Carl takes a moment and realizes that he’s no better than that. He’d kill one of them to take their food, after all. He responds with a shrug before speaking: “I ‘spose that’s about all they’re good for, really. They might as well be food,” he says, masking over his disgust.
“Sir,” Vulrick says, giving a minor salute. The two freed captives salute with him.
The closest to Vulrick is a naked, whipped, cut Kanvanian, his pale body contrasting heavily to the multitude of reddish-brown wounds. The skin around his mouth is red with a binding. This is the one they were torturing.
The other is a Spirakandrin-Ragnivanian mix, darker skin than most of the West, but of a mild height and build expected of the midlands, he has a pair of glasses resting on his nose and he wears a cloak over his gear. Beneath the cloak is the teasing glint of knives, daggers, and other tools of assassination. What’s more, Rayull didn’t recognize him under all the dirt.
“…Dresmond?” Rayull asks with an incredulous tone.
Dresmond Ulveroth, the cloaked one, adjusts his glasses, and lowers his hood. “Well, I’ll be damned. My glasses must be dirty! Rayull!”
Carl spits. “Show your superior some respect, kid.”
Rayull holds his hand up to stop. “No, I know this boy from the Liefland incident, just a few days ago we split to be reassigned, actually.”
Dresmond averts his gaze. “Our officer,” he nods his head over to one of the western corpses, “was fresh out of the command academy.
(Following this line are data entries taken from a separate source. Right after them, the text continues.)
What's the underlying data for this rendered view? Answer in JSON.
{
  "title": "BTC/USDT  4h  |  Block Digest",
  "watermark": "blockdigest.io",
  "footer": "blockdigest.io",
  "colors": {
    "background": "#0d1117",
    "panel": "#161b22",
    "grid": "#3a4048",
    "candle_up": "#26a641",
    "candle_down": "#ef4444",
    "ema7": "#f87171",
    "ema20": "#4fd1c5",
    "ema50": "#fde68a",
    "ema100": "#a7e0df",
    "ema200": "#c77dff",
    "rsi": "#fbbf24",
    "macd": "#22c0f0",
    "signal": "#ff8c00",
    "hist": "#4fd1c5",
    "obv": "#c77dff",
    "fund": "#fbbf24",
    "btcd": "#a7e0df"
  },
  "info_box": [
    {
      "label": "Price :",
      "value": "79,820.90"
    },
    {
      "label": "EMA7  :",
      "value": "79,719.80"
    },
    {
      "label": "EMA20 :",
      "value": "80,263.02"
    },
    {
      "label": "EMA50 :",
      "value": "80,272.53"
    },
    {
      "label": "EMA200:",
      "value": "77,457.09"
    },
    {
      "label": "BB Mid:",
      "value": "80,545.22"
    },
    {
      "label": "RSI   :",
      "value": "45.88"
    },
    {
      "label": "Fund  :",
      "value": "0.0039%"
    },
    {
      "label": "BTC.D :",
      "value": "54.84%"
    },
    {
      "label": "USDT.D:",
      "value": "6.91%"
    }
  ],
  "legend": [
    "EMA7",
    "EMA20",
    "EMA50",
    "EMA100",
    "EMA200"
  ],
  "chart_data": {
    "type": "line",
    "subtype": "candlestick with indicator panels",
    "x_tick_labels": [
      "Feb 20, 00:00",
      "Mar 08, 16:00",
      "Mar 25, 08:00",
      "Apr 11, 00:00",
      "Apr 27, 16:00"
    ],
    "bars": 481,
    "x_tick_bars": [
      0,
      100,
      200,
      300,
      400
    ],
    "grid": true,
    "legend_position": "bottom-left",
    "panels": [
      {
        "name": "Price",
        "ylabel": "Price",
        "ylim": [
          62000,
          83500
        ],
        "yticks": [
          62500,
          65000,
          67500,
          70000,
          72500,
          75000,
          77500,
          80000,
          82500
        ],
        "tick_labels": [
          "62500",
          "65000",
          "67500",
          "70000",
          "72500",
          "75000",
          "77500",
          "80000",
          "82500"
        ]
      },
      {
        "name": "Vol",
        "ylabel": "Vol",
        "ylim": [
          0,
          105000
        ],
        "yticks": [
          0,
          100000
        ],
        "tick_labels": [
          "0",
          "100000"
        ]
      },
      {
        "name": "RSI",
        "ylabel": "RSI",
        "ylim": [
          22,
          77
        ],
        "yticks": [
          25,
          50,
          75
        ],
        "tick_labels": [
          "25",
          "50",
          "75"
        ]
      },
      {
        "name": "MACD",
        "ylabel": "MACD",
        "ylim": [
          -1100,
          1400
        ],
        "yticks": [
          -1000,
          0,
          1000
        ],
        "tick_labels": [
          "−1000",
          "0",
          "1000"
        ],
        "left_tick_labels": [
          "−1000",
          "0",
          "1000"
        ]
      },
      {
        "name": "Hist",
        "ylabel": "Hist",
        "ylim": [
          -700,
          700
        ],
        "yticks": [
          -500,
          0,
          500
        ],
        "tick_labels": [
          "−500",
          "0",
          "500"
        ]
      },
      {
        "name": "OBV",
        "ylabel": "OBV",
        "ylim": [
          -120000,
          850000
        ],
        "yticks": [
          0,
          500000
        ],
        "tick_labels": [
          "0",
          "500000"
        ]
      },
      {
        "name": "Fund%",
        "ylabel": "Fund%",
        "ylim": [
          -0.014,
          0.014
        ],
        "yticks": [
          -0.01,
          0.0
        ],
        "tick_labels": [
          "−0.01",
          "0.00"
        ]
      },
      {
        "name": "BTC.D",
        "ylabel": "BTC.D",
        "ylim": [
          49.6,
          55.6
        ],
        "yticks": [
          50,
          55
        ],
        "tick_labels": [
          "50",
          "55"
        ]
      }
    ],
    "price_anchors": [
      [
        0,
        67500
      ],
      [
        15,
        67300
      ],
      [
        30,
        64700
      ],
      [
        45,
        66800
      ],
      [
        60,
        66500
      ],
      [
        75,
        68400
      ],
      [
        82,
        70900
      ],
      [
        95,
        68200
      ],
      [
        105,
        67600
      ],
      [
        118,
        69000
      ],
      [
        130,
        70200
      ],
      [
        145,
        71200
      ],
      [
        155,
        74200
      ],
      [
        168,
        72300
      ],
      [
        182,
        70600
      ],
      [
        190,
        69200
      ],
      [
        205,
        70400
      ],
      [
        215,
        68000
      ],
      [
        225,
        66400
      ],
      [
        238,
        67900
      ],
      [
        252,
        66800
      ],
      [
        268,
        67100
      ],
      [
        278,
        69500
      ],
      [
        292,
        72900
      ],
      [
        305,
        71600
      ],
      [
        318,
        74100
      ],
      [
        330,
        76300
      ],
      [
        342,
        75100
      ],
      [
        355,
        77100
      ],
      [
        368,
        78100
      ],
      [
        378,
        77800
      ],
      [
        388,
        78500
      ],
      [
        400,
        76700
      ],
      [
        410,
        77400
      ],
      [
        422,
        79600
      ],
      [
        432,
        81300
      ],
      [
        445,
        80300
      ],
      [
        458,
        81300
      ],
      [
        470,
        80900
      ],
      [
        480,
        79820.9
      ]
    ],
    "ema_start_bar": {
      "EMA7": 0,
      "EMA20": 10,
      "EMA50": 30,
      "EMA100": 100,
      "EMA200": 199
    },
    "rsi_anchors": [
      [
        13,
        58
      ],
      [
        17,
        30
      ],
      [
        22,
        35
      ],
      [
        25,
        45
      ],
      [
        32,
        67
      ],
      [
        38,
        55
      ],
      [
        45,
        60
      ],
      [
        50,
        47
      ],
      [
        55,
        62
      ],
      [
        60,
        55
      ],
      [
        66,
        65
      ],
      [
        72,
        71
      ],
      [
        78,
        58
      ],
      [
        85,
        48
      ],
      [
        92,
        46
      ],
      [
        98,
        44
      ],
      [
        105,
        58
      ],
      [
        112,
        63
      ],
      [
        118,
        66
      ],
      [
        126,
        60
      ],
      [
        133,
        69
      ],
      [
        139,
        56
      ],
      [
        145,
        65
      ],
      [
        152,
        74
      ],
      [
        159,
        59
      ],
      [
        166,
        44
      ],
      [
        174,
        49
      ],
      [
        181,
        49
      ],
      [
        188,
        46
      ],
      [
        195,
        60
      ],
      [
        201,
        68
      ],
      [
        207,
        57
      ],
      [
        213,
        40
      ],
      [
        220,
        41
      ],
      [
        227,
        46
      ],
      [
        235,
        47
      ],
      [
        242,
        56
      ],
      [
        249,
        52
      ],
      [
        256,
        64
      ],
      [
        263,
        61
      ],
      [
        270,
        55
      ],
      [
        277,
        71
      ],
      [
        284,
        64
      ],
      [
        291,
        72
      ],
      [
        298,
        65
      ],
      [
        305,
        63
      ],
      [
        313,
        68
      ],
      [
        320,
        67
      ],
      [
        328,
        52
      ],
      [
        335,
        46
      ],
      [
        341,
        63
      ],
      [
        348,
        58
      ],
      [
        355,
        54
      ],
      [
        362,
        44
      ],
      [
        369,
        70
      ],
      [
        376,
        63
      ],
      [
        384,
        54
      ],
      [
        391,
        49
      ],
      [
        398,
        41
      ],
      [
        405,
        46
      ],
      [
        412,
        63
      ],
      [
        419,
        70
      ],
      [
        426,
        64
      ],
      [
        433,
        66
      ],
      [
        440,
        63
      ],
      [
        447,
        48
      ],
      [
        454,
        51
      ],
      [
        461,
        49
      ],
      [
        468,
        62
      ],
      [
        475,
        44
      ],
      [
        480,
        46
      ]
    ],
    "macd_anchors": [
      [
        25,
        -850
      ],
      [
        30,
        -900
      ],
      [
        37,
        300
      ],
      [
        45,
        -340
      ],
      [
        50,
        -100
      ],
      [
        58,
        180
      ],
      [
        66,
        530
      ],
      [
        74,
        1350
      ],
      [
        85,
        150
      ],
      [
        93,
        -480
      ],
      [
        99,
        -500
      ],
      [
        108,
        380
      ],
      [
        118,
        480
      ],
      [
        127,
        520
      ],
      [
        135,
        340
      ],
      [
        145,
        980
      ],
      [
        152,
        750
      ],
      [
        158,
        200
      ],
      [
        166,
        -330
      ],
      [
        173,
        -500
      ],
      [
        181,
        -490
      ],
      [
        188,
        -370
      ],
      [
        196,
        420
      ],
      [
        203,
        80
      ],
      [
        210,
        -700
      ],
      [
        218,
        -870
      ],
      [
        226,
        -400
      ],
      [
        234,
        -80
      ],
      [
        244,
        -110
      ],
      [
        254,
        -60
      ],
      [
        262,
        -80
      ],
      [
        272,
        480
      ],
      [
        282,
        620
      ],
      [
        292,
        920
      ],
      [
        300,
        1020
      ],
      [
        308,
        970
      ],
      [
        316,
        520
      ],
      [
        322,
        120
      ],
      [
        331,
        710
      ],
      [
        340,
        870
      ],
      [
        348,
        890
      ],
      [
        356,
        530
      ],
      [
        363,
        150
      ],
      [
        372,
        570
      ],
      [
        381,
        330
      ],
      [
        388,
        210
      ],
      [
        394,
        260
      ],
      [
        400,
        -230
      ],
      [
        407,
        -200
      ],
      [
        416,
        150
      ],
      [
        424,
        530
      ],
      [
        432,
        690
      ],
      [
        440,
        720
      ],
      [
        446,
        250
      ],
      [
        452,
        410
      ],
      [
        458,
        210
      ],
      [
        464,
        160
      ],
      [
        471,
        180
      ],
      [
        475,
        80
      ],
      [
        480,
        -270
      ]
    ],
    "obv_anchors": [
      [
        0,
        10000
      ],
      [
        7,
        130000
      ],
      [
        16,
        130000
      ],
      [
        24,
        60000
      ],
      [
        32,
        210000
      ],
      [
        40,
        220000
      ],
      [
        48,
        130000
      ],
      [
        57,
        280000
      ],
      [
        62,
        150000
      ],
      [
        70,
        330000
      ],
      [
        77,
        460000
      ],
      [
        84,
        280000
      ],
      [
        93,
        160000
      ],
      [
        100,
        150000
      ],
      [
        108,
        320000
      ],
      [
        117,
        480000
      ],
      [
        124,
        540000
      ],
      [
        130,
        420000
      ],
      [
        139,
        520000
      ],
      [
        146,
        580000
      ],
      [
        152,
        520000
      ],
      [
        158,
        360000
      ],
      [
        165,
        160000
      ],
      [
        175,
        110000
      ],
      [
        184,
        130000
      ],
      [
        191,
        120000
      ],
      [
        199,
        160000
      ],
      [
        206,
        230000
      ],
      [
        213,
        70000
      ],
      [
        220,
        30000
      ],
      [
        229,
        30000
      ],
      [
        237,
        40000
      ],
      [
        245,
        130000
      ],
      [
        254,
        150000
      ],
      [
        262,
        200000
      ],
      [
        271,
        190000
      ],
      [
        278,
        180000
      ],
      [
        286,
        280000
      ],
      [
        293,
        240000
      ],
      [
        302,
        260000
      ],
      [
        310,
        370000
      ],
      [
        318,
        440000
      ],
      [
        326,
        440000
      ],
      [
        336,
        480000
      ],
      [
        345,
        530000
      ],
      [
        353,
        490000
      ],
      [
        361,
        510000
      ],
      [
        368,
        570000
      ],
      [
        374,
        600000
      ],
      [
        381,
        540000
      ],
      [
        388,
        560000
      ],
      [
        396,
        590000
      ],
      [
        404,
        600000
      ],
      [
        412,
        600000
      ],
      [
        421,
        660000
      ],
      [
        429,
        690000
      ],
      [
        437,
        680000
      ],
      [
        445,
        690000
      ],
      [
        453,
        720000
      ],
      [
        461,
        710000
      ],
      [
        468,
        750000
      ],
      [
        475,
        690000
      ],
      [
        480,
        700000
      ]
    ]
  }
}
Things were going alright until these mages popped up,” he says, kicking the corpse of one of the eastern wizards.
Carl nods. “So you two are close?”
Rayull squints an eye. “As close as is proper for our stations, yes. We fought necromancers together.”
Carl draws back with a raised brow. “Damn. That must have been some real shit.”
Dresmond shrugs, a rare smirk is across his usually cold-serious face. “It was some kind of shit, alright.”
Rayull nods. “Seeing as your officer’s dead, I’ll have to take the two of you under my charge. I know you, Dresmond, but who are you?” he says, looking to the cut up Kanvanian.
The Kanvanian wipes a bit of dried saliva from his chin, “Mullant Peretaine, First Armsmen, magic corps.”
Rayull snuffs out some smoke. “Spell caster?”
Mullant nods. “Cover-craft.”
A few pleased looks are exchanged and Carl shoves him lightly. “Glad to hear! You handle the spells, and I’ll deal with the fighting, got it?”
Mullant takes a moment to smirk tiredly. “Sure.”
Rayull feels a presence by the window- like he’s being aimed at. “It’s fine, Letallk. We took care of them.”
Awnway, Cet, and Bayl file through the door. “Always good to know for sure, though,” Awnway says, looking over the two additions to the group.
Introductions are made, Mullant is treated, and the oath is remade without blood this time. It is discovered that the camp Awnway’s group found was actually of the now ex-captives. Awnway had the foresight to go ahead and loot it to maintain a good stock of things.
There is some minor searching around the area, but nothing of major interest. The talk turns to rest.
A tall building was found in the area, favored by Awnway for the sake of a lookout, and a decentralized, covered hovel was favored by Vulrick, for the sake of keeping visibility low. No trees around this time. They have to pick a building.
Rations are measured out and Hoss’Rayull delivers his decision that the hovel would be the better choice.